How many abortions went uncounted?
U.S. abortion data has been fairly consistent since 1973, but with the proliferation of unregulated and potentially dangerous virtual abortion pill businesses such as Aid Access and others( including illegal abortion pill syndicates smuggling or dispersing abortion drugs across the U.S. border from Mexico), it is important to look at these numbers honestly and recognize that some of the decreases could be an overestimate. The reason? It is not possible to count all sales and use of abortion-inducing drugs in the U.S.
The #WeCount researchers noted this when they wrote:
This report does not reflect any self-managed abortions, defined as any attempt to end a pregnancy outside the formal healthcare system, including using medications, herbs or something else, or obtaining pills from friends or online without clinical assistance.
Aid Access founder Rebecca Gomperts claimed in a July 2022 interview that after Texas restricted abortion, the international abortion pill group saw an 1100% increase in requests for abortion pills from the state.
In addition, during November of 2022 (when #WeCount found that abortions decreased the greatest), a study published by JAMA Network claimed that Aid Access had “received 42,259 requests from 30 states” post-Dobbs.
In February of 2023, a separate study noted:
With the proliferation of information-sharing on the Internet in particular, more people have been ordering medication abortion pills from online sources to end pregnancies on their own, a process referred to as self-managed medication abortion… In their first 2 years of operation, Aid Access received 57,506 requests for medication and demand for this service has surged as state-level abortion restrictions have been enacted.

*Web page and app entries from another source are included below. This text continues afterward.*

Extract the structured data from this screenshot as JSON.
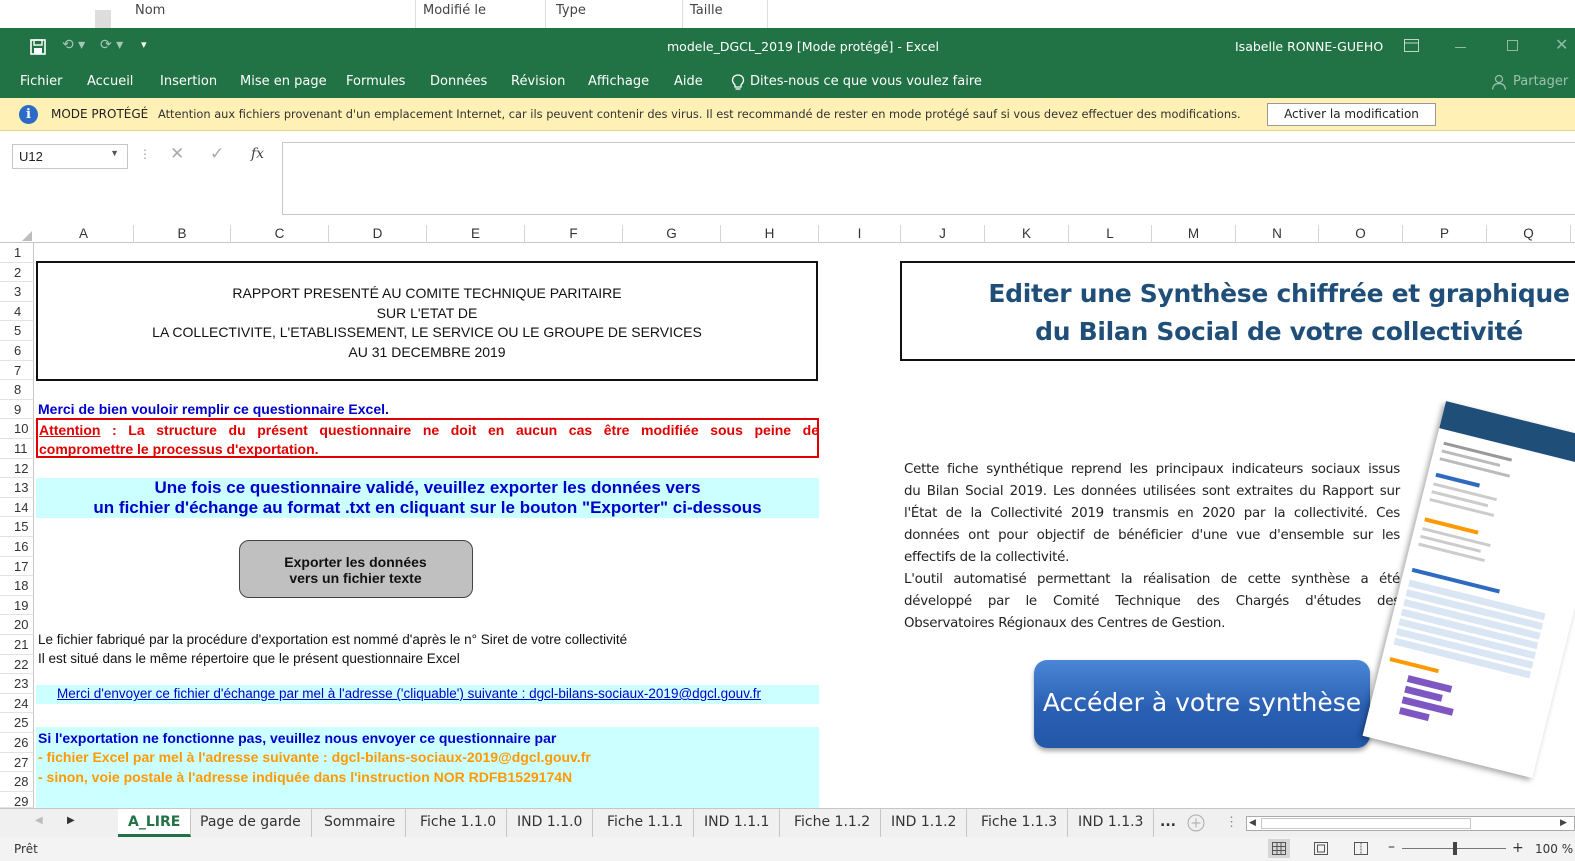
{
  "explorer_header": {
    "nom": "Nom",
    "modifie": "Modifié le",
    "type": "Type",
    "taille": "Taille"
  },
  "window": {
    "title": "modele_DGCL_2019 [Mode protégé] - Excel",
    "user": "Isabelle RONNE-GUEHO",
    "share": "Partager"
  },
  "ribbon_tabs": [
    "Fichier",
    "Accueil",
    "Insertion",
    "Mise en page",
    "Formules",
    "Données",
    "Révision",
    "Affichage",
    "Aide"
  ],
  "tell_me": "Dites-nous ce que vous voulez faire",
  "protected": {
    "label": "MODE PROTÉGÉ",
    "message": "Attention aux fichiers provenant d'un emplacement Internet, car ils peuvent contenir des virus. Il est recommandé de rester en mode protégé sauf si vous devez effectuer des modifications.",
    "button": "Activer la modification"
  },
  "formula_bar": {
    "cell_ref": "U12",
    "fx": "fx",
    "formula": ""
  },
  "columns": [
    "A",
    "B",
    "C",
    "D",
    "E",
    "F",
    "G",
    "H",
    "I",
    "J",
    "K",
    "L",
    "M",
    "N",
    "O",
    "P",
    "Q"
  ],
  "rows": [
    "1",
    "2",
    "3",
    "4",
    "5",
    "6",
    "7",
    "8",
    "9",
    "10",
    "11",
    "12",
    "13",
    "14",
    "15",
    "16",
    "17",
    "18",
    "19",
    "20",
    "21",
    "22",
    "23",
    "24",
    "25",
    "26",
    "27",
    "28",
    "29"
  ],
  "sheet": {
    "report_title": [
      "RAPPORT PRESENTÉ AU COMITE TECHNIQUE PARITAIRE",
      "SUR L'ETAT  DE",
      "LA COLLECTIVITE, L'ETABLISSEMENT, LE SERVICE OU LE GROUPE DE SERVICES",
      "AU 31 DECEMBRE 2019"
    ],
    "merci": "Merci de bien vouloir remplir ce questionnaire Excel.",
    "attention_word": "Attention",
    "attention_rest": " : La structure du présent questionnaire ne doit en aucun cas être modifiée sous peine de",
    "attention_line2": "compromettre le processus d'exportation.",
    "export_line1": "Une fois ce questionnaire validé, veuillez exporter les données vers",
    "export_line2": "un fichier d'échange au format .txt en cliquant sur le bouton \"Exporter\" ci-dessous",
    "export_button": [
      "Exporter les données",
      "vers un fichier texte"
    ],
    "info21": "Le fichier fabriqué par la procédure d'exportation est nommé d'après le n° Siret de votre collectivité",
    "info22": "Il est situé dans le même répertoire que le présent questionnaire Excel",
    "mail_line": "Merci d'envoyer ce fichier d'échange par mel à l'adresse ('cliquable') suivante : dgcl-bilans-sociaux-2019@dgcl.gouv.fr",
    "fallback_title": "Si l'exportation ne fonctionne pas, veuillez nous envoyer ce questionnaire par",
    "fallback_1": "- fichier Excel par mel à l'adresse suivante : dgcl-bilans-sociaux-2019@dgcl.gouv.fr",
    "fallback_2": "- sinon, voie postale à l'adresse indiquée dans l'instruction NOR RDFB1529174N",
    "synth_title": [
      "Editer une Synthèse chiffrée et graphique",
      "du Bilan Social de votre collectivité"
    ],
    "synth_text": [
      "Cette fiche synthétique reprend les principaux indicateurs sociaux issus",
      "du Bilan Social 2019. Les données utilisées sont extraites du Rapport sur",
      "l'État de la Collectivité 2019 transmis en 2020 par la collectivité. Ces",
      "données ont pour objectif de bénéficier d'une vue d'ensemble sur les",
      "effectifs de la collectivité.",
      "L'outil automatisé permettant la réalisation de cette synthèse a été",
      "développé par le Comité Technique des Chargés d'études des",
      "Observatoires Régionaux des Centres de Gestion."
    ],
    "synth_button": "Accéder à votre synthèse"
  },
  "sheet_tabs": [
    "A_LIRE",
    "Page de garde",
    "Sommaire",
    "Fiche 1.1.0",
    "IND 1.1.0",
    "Fiche 1.1.1",
    "IND 1.1.1",
    "Fiche 1.1.2",
    "IND 1.1.2",
    "Fiche 1.1.3",
    "IND 1.1.3",
    "..."
  ],
  "status": {
    "ready": "Prêt",
    "zoom": "100 %"
  },
  "colors": {
    "excel_green": "#217346",
    "protected_bg": "#fff1b5",
    "cyan_band": "#ccffff",
    "synth_blue": "#1f4e79",
    "button_blue": "#2e6bc0"
  }
}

While the #WeCount report noted uncounted abortions, researchers clarified that “it is unknown how many of these requests were fulfilled, how many were received, or how many were actually taken….” #WeCount added that “totals of pills requested, while a critical signal of interest in abortion, are not the same as the number of abortions that occurred and should not be combined with the total number of abortions reported via #WeCount.”
More work to be done
While the data suggests that banning abortion does save preborn lives, it also reveals the need to protect the preborn in every state.
“In the nine months after Dobbs, in states that had bans, an estimated 65,920 fewer people [66K] obtained abortions. This translates to, in the nine months following the Dobbs decision, an average of 7,324 fewer people per month who were able to obtain abortions in states with bans, as compared to April 2022,” the report claimed.

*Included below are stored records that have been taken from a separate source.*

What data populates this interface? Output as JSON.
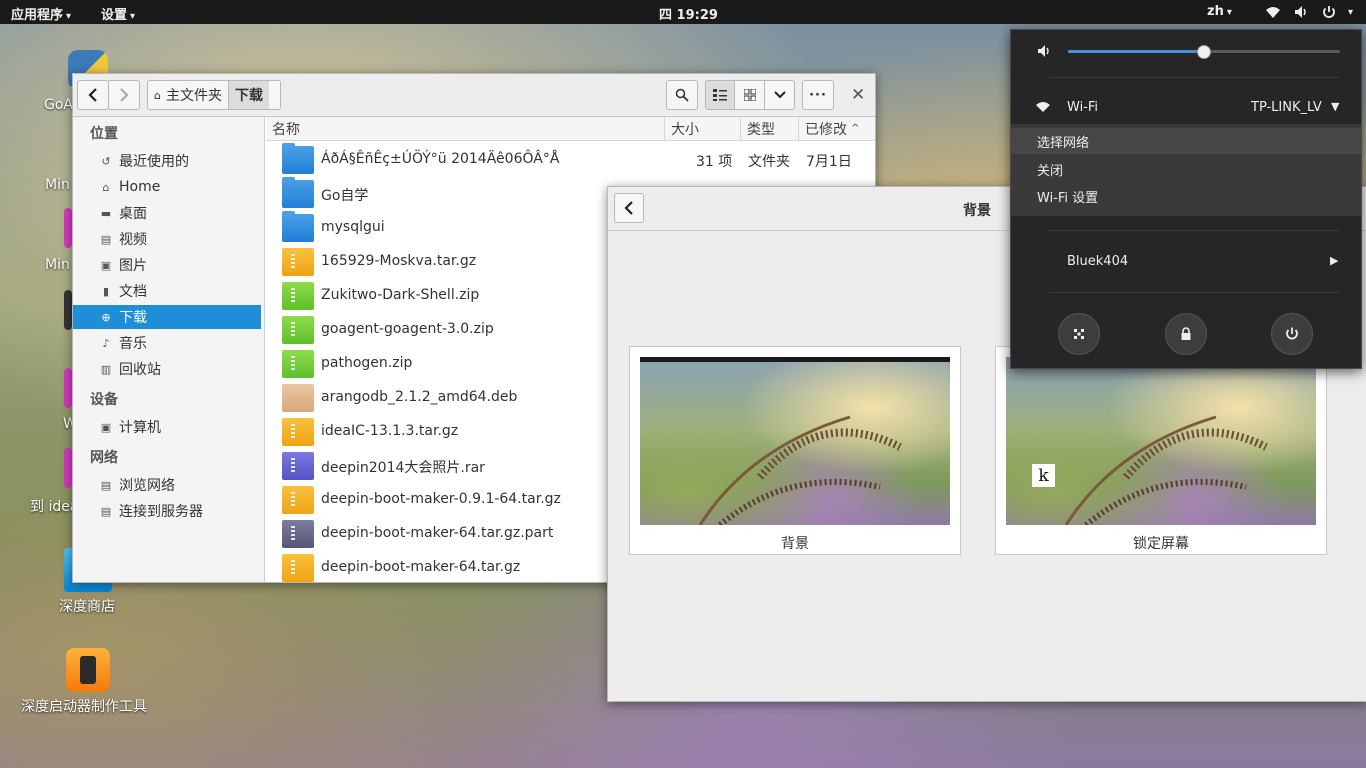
{
  "top_panel": {
    "apps_menu": "应用程序",
    "settings_menu": "设置",
    "clock": "四 19:29",
    "input_method": "zh"
  },
  "desktop": {
    "icons": [
      {
        "label": "GoA"
      },
      {
        "label": "Min"
      },
      {
        "label": "Min"
      },
      {
        "label": "W"
      },
      {
        "label": "到 idea"
      },
      {
        "label": "深度商店"
      },
      {
        "label": "深度启动器制作工具"
      }
    ]
  },
  "file_manager": {
    "breadcrumbs": [
      "主文件夹",
      "下载"
    ],
    "sidebar": {
      "places_header": "位置",
      "places": [
        "最近使用的",
        "Home",
        "桌面",
        "视频",
        "图片",
        "文档",
        "下载",
        "音乐",
        "回收站"
      ],
      "devices_header": "设备",
      "devices": [
        "计算机"
      ],
      "network_header": "网络",
      "network": [
        "浏览网络",
        "连接到服务器"
      ]
    },
    "columns": {
      "name": "名称",
      "size": "大小",
      "type": "类型",
      "modified": "已修改"
    },
    "files": [
      {
        "name": "ÁðÁ§ÊñÊç±ÚÖÝ°ü 2014Äê06ÔÂ°Å",
        "size": "31 项",
        "type": "文件夹",
        "modified": "7月1日",
        "kind": "folder"
      },
      {
        "name": "Go自学",
        "size": "",
        "type": "",
        "modified": "",
        "kind": "folder"
      },
      {
        "name": "mysqlgui",
        "size": "",
        "type": "",
        "modified": "",
        "kind": "folder"
      },
      {
        "name": "165929-Moskva.tar.gz",
        "size": "",
        "type": "",
        "modified": "",
        "kind": "archive"
      },
      {
        "name": "Zukitwo-Dark-Shell.zip",
        "size": "",
        "type": "",
        "modified": "",
        "kind": "zip"
      },
      {
        "name": "goagent-goagent-3.0.zip",
        "size": "",
        "type": "",
        "modified": "",
        "kind": "zip"
      },
      {
        "name": "pathogen.zip",
        "size": "",
        "type": "",
        "modified": "",
        "kind": "zip"
      },
      {
        "name": "arangodb_2.1.2_amd64.deb",
        "size": "",
        "type": "",
        "modified": "",
        "kind": "deb"
      },
      {
        "name": "ideaIC-13.1.3.tar.gz",
        "size": "",
        "type": "",
        "modified": "",
        "kind": "archive"
      },
      {
        "name": "deepin2014大会照片.rar",
        "size": "",
        "type": "",
        "modified": "",
        "kind": "rar"
      },
      {
        "name": "deepin-boot-maker-0.9.1-64.tar.gz",
        "size": "",
        "type": "",
        "modified": "",
        "kind": "archive"
      },
      {
        "name": "deepin-boot-maker-64.tar.gz.part",
        "size": "",
        "type": "",
        "modified": "",
        "kind": "part"
      },
      {
        "name": "deepin-boot-maker-64.tar.gz",
        "size": "",
        "type": "",
        "modified": "",
        "kind": "archive"
      }
    ]
  },
  "background_window": {
    "title": "背景",
    "cards": [
      {
        "label": "背景"
      },
      {
        "label": "锁定屏幕"
      }
    ]
  },
  "system_menu": {
    "volume_level": 0.5,
    "wifi_label": "Wi-Fi",
    "wifi_network": "TP-LINK_LV",
    "wifi_submenu": [
      "选择网络",
      "关闭",
      "Wi-Fi 设置"
    ],
    "user_name": "Bluek404",
    "user_avatar_letter": "k"
  },
  "colors": {
    "accent": "#1e8fd6",
    "panel": "#1a1a1a",
    "popover": "#262626"
  }
}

“Even nine months after the Court’s decision, increases in numbers of abortions in states where abortion was permitted did not compensate for the reductions seen in states where abortion was banned,” #WeCount’s data showed.

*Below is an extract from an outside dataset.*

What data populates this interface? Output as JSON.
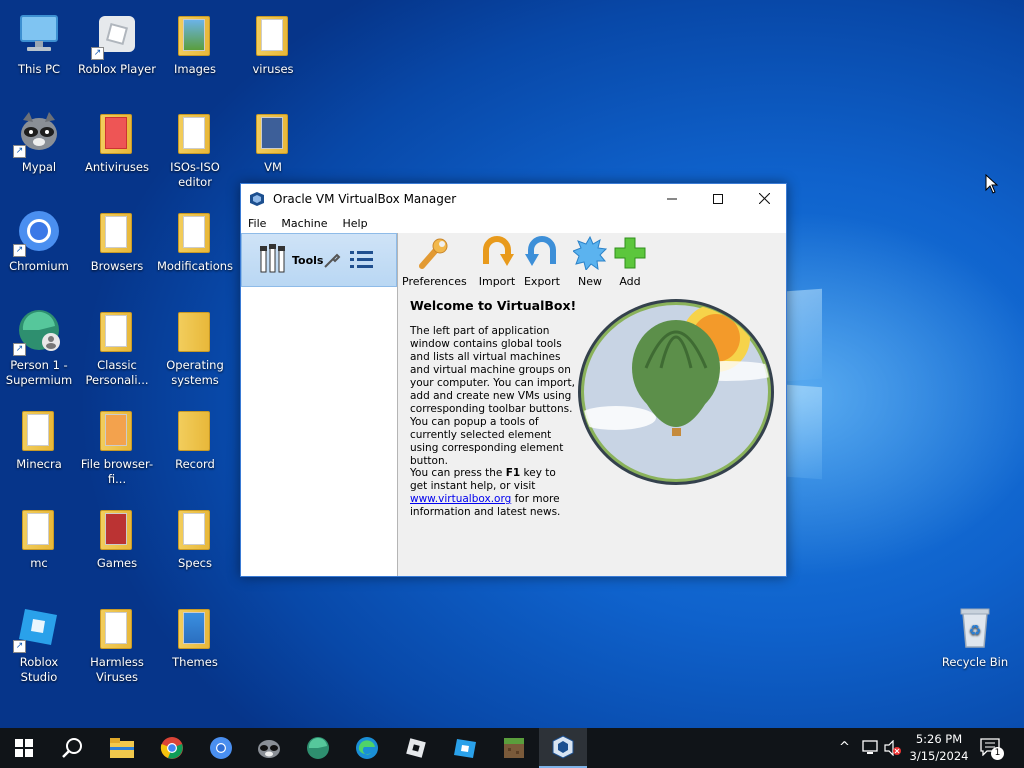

However, as stated above, the difference between the cumulative decreases in states that restricted or banned abortion (65,920+15720= 81,640) and the cumulative increases (56,000) in states that did not restrict or ban abortion tragically reduces that 66K number down to an estimated 25,640 fewer total abortions from July 2022 through March 2023.
But as the post-Dobbs months roll on, the average reduction in abortions appears to be shrinking.
In April, Live Action News documented that “there were 32,260 fewer abortions in the six months following Dobbs (July to December of 2022) when compared to the average monthly number of abortion in the preceding period,” according to #WeCount [emphasis added]. This translated into an average of 5,377 fewer abortions each month.
But months later, #WeCount data reveals that the monthly average decreases had dropped by 47%, from an average of 5,377 fewer abortions each month (six months post-Dobbs) to an average of 2,849 fewer abortions (nine months post-Dobbs).
While it is likely that — as many places pass protections for preborn children — women will make lifestyle changes or seek other means to keep from becoming pregnant. And pro-lifers must continue to assist women experiencing unplanned pregnancies and work even harder until we protect every preborn child in every state of the nation.